Es más de medianoche. Salvador detiene la camioneta enfrente de una casa de muros grises. Mira a izquierda y derecha. Se asegura de que no haya ningún testigo.
Apaga el radio y guarda el cuchillo ensangrentado debajo del asiento. Espera unos segundos. Quiere estar seguro de que nadie lo ve. Se queda quieto, como si fuera una piedra. No hay nadie.
Luego se mira por el retrovisor. Tiene el cabello castaño en forma de cepillo y embadurnado de gel. La barba poblada y bien delineada. Le da una larga bocanada a su cigarrillo, guiña un ojo y se carcajea.
Se baja de la camioneta. Los árboles se bambolean. Producen un sonido aterrador. Parece que se fueran a caer encima de él.
Salvador se pasa una mano por la frente perlada de gotas de sudor. Se mira la mano izquierda y nota que le ha quedado una mancha de sangre. De inmediato la esconde dentro de su bolsillo, como el avestruz esconde su cabeza dentro la tierra. Vuelve a mirar a izquierda y derecha.

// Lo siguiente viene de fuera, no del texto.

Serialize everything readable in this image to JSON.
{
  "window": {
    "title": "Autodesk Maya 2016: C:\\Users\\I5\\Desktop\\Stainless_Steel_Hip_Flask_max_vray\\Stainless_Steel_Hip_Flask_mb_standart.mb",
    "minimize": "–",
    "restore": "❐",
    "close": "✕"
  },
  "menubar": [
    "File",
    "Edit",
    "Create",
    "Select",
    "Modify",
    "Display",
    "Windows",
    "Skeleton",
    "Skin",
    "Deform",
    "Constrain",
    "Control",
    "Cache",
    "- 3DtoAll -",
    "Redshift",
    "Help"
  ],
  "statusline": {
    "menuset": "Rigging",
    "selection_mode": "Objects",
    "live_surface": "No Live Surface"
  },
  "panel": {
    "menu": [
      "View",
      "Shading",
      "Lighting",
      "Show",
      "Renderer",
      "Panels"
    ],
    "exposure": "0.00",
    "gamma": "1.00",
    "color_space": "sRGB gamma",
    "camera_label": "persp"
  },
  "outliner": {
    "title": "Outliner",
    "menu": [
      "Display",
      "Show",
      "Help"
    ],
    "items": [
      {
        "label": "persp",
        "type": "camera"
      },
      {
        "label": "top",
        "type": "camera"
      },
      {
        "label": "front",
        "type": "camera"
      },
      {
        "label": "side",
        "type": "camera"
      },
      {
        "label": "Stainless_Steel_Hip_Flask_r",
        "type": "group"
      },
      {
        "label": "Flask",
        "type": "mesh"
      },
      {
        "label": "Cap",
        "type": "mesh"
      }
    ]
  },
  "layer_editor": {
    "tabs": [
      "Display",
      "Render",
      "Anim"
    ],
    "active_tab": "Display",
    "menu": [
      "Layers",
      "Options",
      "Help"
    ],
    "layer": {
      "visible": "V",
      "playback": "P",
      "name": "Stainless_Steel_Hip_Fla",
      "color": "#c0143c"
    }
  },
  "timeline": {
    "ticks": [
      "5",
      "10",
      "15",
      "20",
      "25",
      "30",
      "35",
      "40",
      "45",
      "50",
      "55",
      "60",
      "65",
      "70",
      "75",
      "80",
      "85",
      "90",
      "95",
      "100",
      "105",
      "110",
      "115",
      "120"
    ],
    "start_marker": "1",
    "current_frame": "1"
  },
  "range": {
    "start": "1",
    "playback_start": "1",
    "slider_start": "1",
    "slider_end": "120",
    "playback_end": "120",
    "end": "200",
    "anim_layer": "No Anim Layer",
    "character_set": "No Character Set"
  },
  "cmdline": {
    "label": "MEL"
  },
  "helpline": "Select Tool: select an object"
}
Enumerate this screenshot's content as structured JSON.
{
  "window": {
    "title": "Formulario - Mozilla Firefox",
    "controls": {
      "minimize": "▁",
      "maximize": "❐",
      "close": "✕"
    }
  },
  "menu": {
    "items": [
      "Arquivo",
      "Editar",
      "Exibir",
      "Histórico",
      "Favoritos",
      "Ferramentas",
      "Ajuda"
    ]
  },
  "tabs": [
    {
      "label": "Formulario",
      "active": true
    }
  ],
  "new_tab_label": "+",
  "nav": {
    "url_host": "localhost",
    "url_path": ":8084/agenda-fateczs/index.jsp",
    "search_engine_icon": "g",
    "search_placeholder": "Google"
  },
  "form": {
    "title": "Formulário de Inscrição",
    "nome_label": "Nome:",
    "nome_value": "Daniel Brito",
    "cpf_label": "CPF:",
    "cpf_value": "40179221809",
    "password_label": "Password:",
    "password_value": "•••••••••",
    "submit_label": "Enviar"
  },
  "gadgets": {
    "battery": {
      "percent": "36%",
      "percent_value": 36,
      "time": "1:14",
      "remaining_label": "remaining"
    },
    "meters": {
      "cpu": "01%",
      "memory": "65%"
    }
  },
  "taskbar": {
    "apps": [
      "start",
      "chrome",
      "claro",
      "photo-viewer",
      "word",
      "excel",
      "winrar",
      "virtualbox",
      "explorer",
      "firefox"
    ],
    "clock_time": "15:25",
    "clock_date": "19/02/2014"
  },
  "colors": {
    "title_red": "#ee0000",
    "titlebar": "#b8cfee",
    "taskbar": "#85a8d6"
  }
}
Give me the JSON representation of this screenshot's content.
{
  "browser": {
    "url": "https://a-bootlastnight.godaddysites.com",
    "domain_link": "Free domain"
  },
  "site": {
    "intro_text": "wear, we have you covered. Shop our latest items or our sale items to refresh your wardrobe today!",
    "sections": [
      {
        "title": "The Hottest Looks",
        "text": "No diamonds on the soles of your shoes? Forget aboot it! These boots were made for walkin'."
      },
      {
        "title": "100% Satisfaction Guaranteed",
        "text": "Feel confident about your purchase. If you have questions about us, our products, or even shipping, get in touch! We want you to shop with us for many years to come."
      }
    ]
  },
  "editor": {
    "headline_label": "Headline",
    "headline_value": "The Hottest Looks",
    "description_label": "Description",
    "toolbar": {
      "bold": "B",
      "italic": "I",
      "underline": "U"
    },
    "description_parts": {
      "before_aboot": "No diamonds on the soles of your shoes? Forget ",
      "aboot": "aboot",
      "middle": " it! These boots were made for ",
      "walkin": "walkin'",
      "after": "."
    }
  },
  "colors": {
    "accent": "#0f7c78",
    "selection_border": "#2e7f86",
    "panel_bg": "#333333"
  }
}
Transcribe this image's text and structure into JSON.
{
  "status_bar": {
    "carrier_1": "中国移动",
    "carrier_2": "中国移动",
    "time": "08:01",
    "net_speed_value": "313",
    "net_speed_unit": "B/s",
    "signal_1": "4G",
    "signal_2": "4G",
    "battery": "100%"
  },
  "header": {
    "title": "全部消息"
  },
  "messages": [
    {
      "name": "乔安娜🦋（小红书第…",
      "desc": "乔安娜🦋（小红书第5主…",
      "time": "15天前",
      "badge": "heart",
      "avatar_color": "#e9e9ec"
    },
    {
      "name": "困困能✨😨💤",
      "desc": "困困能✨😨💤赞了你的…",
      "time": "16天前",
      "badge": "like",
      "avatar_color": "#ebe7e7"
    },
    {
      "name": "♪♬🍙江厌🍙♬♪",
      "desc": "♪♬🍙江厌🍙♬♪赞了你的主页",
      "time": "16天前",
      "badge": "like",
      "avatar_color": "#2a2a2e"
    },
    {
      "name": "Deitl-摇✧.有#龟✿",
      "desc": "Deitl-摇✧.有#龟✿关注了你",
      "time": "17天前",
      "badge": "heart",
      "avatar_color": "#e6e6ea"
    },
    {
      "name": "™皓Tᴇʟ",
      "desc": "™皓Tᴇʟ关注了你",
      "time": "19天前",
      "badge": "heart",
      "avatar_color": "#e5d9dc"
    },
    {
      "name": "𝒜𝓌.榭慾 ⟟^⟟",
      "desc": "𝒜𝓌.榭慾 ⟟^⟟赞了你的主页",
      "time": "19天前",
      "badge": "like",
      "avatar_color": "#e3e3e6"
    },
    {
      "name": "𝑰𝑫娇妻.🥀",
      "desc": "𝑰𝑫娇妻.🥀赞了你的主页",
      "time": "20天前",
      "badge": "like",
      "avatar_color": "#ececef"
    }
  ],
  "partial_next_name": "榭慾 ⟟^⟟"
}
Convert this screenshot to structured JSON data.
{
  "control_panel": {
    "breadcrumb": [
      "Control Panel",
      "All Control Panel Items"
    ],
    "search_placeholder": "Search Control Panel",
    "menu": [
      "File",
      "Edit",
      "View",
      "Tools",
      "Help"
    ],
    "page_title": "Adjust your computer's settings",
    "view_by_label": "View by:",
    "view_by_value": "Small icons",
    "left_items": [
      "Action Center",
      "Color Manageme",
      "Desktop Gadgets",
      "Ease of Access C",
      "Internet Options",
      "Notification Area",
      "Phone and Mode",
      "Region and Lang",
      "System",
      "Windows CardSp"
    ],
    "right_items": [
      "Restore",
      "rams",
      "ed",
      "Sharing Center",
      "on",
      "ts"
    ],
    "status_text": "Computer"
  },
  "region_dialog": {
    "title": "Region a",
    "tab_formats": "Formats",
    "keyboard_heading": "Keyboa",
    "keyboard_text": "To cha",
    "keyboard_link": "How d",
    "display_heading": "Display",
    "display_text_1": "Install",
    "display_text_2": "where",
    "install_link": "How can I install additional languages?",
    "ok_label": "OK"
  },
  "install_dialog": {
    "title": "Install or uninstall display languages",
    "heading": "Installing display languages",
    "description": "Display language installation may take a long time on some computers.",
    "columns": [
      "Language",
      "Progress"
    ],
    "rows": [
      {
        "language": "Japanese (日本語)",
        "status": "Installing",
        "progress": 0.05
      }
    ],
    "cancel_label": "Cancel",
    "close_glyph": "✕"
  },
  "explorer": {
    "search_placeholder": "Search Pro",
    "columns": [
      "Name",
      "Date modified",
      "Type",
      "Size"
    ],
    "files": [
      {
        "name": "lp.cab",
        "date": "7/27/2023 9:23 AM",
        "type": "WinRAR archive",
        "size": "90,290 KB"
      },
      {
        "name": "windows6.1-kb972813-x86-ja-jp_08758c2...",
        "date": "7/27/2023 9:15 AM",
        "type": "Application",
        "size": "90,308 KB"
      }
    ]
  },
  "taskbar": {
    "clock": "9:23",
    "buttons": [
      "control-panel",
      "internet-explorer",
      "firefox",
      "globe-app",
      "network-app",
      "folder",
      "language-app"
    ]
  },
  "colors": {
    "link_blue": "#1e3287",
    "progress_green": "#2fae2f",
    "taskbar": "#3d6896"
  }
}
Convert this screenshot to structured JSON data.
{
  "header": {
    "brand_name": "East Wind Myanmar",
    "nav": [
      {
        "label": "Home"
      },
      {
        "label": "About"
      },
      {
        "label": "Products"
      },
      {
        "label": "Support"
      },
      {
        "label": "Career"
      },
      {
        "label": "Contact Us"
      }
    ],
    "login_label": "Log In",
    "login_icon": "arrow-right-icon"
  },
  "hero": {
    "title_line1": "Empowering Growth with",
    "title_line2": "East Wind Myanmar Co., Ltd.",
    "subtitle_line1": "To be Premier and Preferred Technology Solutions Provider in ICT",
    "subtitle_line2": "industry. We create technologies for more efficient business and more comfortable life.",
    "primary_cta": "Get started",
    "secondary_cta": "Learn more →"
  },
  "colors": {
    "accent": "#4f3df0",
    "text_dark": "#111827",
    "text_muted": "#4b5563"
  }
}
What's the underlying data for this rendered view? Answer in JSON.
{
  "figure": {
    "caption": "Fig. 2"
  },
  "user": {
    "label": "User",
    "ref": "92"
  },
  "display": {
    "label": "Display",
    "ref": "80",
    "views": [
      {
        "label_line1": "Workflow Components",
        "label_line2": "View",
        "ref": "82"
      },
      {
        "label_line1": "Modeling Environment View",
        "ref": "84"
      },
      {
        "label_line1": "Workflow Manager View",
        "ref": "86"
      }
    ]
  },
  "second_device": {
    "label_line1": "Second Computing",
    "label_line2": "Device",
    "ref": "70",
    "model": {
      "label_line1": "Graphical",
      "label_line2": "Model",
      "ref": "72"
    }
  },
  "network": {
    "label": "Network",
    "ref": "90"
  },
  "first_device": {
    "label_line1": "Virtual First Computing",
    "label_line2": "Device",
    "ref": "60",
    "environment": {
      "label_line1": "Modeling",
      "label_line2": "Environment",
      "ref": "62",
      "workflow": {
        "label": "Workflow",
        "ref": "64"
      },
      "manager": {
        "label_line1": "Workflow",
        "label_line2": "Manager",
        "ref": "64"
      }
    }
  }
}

A lo lejos, en el desván de una casa, ve una luz encendida y una sombra asomada a la ventana. Enseguida la sombra desaparece y la luz se apaga. Su corazón se agita. No sabe si se trata de algo real o de una alucinación. Igual ya está fuera del carro y no puede retroceder.
Abre la bodega. La bolsa negra sigue ahí, desparramada. Brilla por la luz anaranjada de los postes. Parece una mantarraya.
Salvador se moja el labio superior con la punta de la lengua y se pasa una mano por el sexo. Tiene el pantalón hinchado. Se lame el antebrazo derecho como un can. Toma la bolsa negra en sus brazos, sube las escaleras y entra a la casa. Con extrema delicadeza, pone la bolsa negra en un sofá.
Adentro enciende una luz amarillenta. Mientras mira la bolsa negra, menea la cadera en el aire, la lleva hacia adelante y hacia atrás, rápidamente, como si estuviera follando. Ya está empapado de sudor.
Le saca el corcho a una botella de vino. Vierte lentamente el líquido rojo dentro de la copa. Le da un sorbo. Luego se toma la copa completa, enciende un cigarrillo y mira la bolsa negra. Sonríe. Está acelerado.
No se puede contener más. Rompe la bolsa con salvajismo. La termina de abrir con los dientes. Adentro hay una niña de cuerpo delgado y piel blanca. Tiene el cabello dorado y los labios carnosos pintados de rojo. Una cadena de oro le cuelga sobre un par de senos protuberantes. Tiene doce puñaladas en el estómago.
Salvador se pasa las palmas de la mano por la cara repetidas veces, cierra y abre los ojos, se pasa las manos por la entrepierna. Se acerca a la niña y le da un beso en los labios. Luego se muerde la muñeca izquierda, la muñeca derecha. Se quita la camisa, se desabotona el primer botón del pantalón y se abalanza sobre la niña.